Overheated is a words that gets thrown around on here by people who don't know how computers work. ALL computers have built-in self-protection. Should things ever get too toasty, the processor will throttle down its power to alleviate the situation. If that doesn't work and temps still climb, it'll shut off, plain and simple.
With that said, all ventilation on a unibody model is done through the hinge. The fans push out air at either end while cool air enters through the middle. There is a sheet of plastic beneath the keyboard, blocking pretty much any airflow that'd come through there.
I'll give you a brief thermodynamics/heat transfer class, let's start with thermodynamics.
Whenever you need to generate power, the process is never 100% efficient. All inefficiencies usually generate heat as a byproduct. So to make the story short: Power generates heat, electronics need to be kept reasonably cool to work properly, fans work harder to extract said heat.
Now the heat transfer part.
Every material out there has a certain conductivity to heat. That is the material's ability to transfer/aborb heat to/from another object. If you leave a block of metal on a table in a room, both are at the same temperature, but if you touch both, the metal will feel cooler to the touch. Most metals have high conductivity, which means that they can easily absorb or giveaway heat, in the case of the block of metal, it is taking heat from your skin, making it feel cooler, as it is effectively drawing heat away from your body faster than your body produces heat.
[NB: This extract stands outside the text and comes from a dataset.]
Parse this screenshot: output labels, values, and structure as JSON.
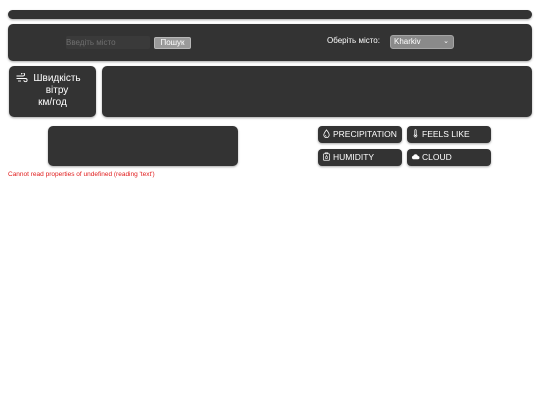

Where am I going with this? Well, the MacBook Pro's body is made out of aluminum. Aluminum, as you know, is a metal. For any given internal temperature, a metal-bodies laptop will ALWAYS feel warmer to the touch than a plastic one. MBPs get warm, or even hot to the touch, and it's perfectly normal.
TL;DR version: Your computer isn't overheating, the temperatures you are experiencing are both normal and safe for the computer, and no ventilation is done through the keyboard.